For now, Intel will continue to use Celeron and Pentium brands for desktop and embedded applications. When asked how this branding change would affect desktops, Intel told us, “Desktop has no new products in this segment slated for Q1 ’23.”
Intel’s notebook product stack today includes a variety of Core-branded processors for high-performance, mid-range, and entry-level laptops, as well as Pentium and Celeron-badged CPUs for inexpensive essential systems. Starting from 2023 with notebooks, Intel will unite its Pentium and Celeron product families under the Intel Processor umbrella and will continue to address respective market segments. The new brand leaves unchanged Intel’s existing processors (they will sell under their own names) and the company’s product roadmap.
“The new Intel Processor branding will simplify our offerings so users can focus on choosing the right processor for their needs,” said Josh Newman, Intel vice president and interim general manager of Mobile Client Platforms.
While the merge may clear up some confusion between various Pentium and Celeron-branded laptop offerings, it might also create some new puzzlements.
Intel’s mobile Pentium Gold products are based on the company’s designs featuring high-performance or high-performance and energy-efficient cores, therefore offering an experience comparable to that of fully-fledged Core processors. For example, the company currently offers Pentium Gold-badged Alder Lake CPUs with one high-performance Golden Cove and four energy-efficient Gracemont cores (8505).
Intel’s mobile Celeron processors are also based on the company’s designs with performance (6305) or performance and efficient cores (7305). However, since they sit below mobile Pentiums, they have lower clocks, have smaller caches, or lack certain features. Yet, these are still quite capable chips for basic workloads.

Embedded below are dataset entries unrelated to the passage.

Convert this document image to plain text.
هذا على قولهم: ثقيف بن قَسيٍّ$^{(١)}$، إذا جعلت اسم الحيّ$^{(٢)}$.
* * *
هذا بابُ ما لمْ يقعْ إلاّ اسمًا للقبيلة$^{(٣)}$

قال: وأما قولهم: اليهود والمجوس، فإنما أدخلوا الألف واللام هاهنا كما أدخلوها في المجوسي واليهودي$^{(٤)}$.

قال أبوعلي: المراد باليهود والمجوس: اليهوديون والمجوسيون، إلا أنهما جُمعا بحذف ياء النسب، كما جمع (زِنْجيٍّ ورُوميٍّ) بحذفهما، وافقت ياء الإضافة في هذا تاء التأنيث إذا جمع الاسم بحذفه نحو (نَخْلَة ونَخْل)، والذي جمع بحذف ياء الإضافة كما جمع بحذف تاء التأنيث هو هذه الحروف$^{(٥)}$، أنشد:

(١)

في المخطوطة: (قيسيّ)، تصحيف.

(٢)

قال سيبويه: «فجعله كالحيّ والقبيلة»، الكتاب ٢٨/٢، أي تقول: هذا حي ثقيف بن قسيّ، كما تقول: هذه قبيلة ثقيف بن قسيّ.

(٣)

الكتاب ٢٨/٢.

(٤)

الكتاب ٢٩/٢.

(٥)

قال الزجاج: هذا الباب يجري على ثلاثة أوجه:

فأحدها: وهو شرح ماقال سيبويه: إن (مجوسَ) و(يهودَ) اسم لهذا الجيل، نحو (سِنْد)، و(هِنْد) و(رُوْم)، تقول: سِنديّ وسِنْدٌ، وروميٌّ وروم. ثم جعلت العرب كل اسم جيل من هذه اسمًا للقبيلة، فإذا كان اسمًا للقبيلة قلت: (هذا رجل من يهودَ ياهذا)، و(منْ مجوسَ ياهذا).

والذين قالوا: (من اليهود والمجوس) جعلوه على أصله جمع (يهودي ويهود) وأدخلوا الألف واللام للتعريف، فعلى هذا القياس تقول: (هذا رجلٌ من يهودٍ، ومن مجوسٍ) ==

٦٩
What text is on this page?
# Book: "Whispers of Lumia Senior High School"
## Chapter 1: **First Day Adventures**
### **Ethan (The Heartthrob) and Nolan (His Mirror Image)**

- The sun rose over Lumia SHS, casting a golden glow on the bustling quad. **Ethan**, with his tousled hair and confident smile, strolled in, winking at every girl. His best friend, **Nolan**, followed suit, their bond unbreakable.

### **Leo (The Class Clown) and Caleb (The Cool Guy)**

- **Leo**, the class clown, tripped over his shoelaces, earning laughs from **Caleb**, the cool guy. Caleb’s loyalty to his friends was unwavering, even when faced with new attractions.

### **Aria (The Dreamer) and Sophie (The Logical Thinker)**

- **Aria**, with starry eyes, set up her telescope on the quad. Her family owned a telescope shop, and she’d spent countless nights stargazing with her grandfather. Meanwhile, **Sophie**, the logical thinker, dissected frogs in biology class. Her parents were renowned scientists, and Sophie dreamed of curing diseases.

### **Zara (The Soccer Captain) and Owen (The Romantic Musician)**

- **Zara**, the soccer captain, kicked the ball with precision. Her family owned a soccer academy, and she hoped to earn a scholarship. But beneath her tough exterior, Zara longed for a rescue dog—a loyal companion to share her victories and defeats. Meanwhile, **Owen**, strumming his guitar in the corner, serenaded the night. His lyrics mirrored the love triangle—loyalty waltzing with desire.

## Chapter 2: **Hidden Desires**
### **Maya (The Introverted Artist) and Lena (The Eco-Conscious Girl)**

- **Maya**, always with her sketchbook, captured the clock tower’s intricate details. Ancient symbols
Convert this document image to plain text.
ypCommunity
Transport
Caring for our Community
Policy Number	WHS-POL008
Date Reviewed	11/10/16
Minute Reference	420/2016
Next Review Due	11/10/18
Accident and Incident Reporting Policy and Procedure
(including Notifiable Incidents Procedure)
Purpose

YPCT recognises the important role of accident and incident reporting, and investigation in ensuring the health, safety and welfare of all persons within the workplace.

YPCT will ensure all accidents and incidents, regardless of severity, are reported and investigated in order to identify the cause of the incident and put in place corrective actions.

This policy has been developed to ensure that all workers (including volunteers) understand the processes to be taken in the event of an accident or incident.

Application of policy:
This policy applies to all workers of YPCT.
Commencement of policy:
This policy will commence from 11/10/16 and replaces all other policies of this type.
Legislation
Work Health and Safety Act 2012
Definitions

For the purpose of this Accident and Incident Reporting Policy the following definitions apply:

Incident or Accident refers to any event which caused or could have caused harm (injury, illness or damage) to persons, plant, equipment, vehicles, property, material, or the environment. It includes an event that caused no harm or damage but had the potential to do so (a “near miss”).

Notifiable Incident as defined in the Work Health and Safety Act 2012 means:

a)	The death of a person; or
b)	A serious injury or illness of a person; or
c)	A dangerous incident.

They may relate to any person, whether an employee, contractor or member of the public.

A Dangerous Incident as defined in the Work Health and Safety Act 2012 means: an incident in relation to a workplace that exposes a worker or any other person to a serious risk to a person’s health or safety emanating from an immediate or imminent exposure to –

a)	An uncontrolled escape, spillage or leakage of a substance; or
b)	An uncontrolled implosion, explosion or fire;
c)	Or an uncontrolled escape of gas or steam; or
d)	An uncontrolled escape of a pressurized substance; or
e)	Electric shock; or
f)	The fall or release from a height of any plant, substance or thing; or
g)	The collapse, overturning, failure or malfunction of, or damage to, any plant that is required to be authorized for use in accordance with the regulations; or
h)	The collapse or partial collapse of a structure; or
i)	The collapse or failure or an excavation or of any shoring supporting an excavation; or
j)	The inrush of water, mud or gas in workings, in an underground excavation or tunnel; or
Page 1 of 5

Merging mobile Pentium Gold and Celeron product families into one Intel Processor lineup makes sense on the condition that model numbers accurately represent their performance and capabilities.
There are other Celeron and Pentium-branded processors for laptops too. Intel’s mobile Celeron N and Pentium Silver processors are based on energy-efficient Atom-class cores and barely offer performance that is even slightly close to that of mobile Pentium Gold and ‘vanilla’ Celeron CPUs with high-performance cores. Intel did not update these product families this year as its Alder Lake-N design featuring only energy-efficient Gracemont cores is not yet here. But Intel is certainly prepping these system-on-chips for launch, and they might address market segments of Celeron N and Pentium Silver.
We do not know whether or not Intel plans to add Alder Lake-N into the Intel Processor lineup for mobile PCs. But if it does, pouring in designs based solely on energy-efficient Atom-class cores into the lineup with quite different chips will create a lot of confusion.